Well, the coach put her in as striker and mid field and she scored two goals already! The first goals she ever scored!! Can't make it up and I can't help but have a little of a wicked smile when she did! It was probably in the top 5 happiest days of my life when she scored her first goal which was a beauty of a shot! She scored her second today and was the only goal our team scored. I am happy the coaches took my suggestion but on the other hand still seeing other girls playing the same position for the most part with the same core group of girls. I was hoping he would switch the lineups and let the girls play not just other positions but with other girls but I guess one can't have it all. Other than my daughter switching positions, her friend who used to only play goalie, started playing midfielder after her Mom and my wife spoke and she told her daughter to speak up and ask to play other positions.

I did get in touch with the other coach from the summer camp she was in and he said he would love to have her on his team. I decided to keep her on this team to close the season out but will give it serious thought to join the other team next year. Will see how things go and would like to get a better feel of the other coach and his philosophy first.

I am so happy that she is building her self confidence and believing in herself. It is such a turnaround! Imagine that? Now it would be nice if he took the same approach for the other girls as well!!

I'm glad things are looking up for your daughter. So sorry that the coaches aren't generalizing their lesson.

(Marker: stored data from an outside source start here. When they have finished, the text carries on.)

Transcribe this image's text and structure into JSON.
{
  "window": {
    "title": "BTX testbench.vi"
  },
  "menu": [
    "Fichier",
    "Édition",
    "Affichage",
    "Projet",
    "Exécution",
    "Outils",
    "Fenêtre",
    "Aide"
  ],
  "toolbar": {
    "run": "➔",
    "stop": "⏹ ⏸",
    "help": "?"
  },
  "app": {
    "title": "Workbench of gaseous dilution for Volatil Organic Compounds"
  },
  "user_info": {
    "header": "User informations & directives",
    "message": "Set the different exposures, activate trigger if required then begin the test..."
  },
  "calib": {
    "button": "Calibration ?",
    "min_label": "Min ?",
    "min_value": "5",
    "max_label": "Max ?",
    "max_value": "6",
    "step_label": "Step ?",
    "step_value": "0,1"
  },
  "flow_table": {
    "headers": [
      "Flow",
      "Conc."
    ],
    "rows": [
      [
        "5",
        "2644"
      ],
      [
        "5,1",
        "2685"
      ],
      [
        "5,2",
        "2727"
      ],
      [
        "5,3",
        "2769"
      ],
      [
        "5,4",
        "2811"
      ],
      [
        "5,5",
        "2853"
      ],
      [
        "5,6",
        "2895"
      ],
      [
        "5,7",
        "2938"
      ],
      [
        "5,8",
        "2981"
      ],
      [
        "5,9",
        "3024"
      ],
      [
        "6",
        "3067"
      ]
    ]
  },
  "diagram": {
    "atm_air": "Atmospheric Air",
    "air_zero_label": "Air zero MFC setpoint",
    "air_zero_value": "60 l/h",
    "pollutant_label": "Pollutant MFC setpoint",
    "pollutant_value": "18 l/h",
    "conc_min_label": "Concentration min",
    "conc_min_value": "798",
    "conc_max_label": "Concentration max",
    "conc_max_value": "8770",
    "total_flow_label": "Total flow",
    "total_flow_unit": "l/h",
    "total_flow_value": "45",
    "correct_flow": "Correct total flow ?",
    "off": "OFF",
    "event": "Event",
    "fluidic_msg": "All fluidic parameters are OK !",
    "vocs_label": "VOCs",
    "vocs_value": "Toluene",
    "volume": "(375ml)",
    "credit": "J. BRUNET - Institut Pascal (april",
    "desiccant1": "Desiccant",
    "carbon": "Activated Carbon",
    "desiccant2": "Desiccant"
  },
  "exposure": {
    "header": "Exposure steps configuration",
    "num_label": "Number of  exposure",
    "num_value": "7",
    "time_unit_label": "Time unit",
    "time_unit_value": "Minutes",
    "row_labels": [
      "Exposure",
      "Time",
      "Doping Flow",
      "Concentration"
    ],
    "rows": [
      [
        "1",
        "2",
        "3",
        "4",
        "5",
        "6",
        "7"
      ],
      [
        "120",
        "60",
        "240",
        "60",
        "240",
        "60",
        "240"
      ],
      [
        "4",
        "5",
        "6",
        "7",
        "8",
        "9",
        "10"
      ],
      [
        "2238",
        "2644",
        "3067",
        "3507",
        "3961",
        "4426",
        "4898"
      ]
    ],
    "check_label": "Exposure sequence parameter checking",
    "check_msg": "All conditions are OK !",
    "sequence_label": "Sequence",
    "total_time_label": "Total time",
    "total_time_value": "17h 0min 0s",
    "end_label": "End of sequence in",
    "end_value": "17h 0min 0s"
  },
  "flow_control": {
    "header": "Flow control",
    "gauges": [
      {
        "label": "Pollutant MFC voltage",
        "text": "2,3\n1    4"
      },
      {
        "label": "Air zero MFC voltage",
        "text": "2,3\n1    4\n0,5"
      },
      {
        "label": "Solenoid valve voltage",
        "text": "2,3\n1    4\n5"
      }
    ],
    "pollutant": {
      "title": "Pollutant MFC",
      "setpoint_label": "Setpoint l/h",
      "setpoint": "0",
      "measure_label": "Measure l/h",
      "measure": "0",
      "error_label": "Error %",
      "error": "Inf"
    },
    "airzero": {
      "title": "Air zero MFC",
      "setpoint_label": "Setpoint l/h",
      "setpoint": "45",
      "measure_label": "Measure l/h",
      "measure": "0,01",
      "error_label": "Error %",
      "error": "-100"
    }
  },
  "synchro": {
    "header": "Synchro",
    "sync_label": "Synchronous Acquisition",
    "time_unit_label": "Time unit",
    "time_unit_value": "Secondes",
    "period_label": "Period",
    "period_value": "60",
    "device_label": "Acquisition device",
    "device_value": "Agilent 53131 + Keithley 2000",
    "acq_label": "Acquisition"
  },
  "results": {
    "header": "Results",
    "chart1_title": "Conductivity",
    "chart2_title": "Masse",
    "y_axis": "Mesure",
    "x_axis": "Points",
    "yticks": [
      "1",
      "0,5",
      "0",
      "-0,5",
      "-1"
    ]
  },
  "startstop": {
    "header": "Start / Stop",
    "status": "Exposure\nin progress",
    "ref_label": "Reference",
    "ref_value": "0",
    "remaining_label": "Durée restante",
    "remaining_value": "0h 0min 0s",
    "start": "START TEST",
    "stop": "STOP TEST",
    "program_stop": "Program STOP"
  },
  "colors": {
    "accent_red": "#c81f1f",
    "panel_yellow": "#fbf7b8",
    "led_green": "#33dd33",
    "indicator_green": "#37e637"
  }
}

Even from a totally cynical, results-oriented perspective, how much talent is languishing on the bench because of their short-sightedness?

sometimesdee wrote:

I'm glad things are looking up for your daughter. So sorry that the coaches aren't generalizing their lesson. Even from a totally cynical, results-oriented perspective, how much talent is languishing on the bench because of their short-sightedness?

Thanks! I absolutely agree with you. Sticking with the same lineup and positions is a big mistake that I think the coaches are making. So shortsighted, especially if pointed it out to them both.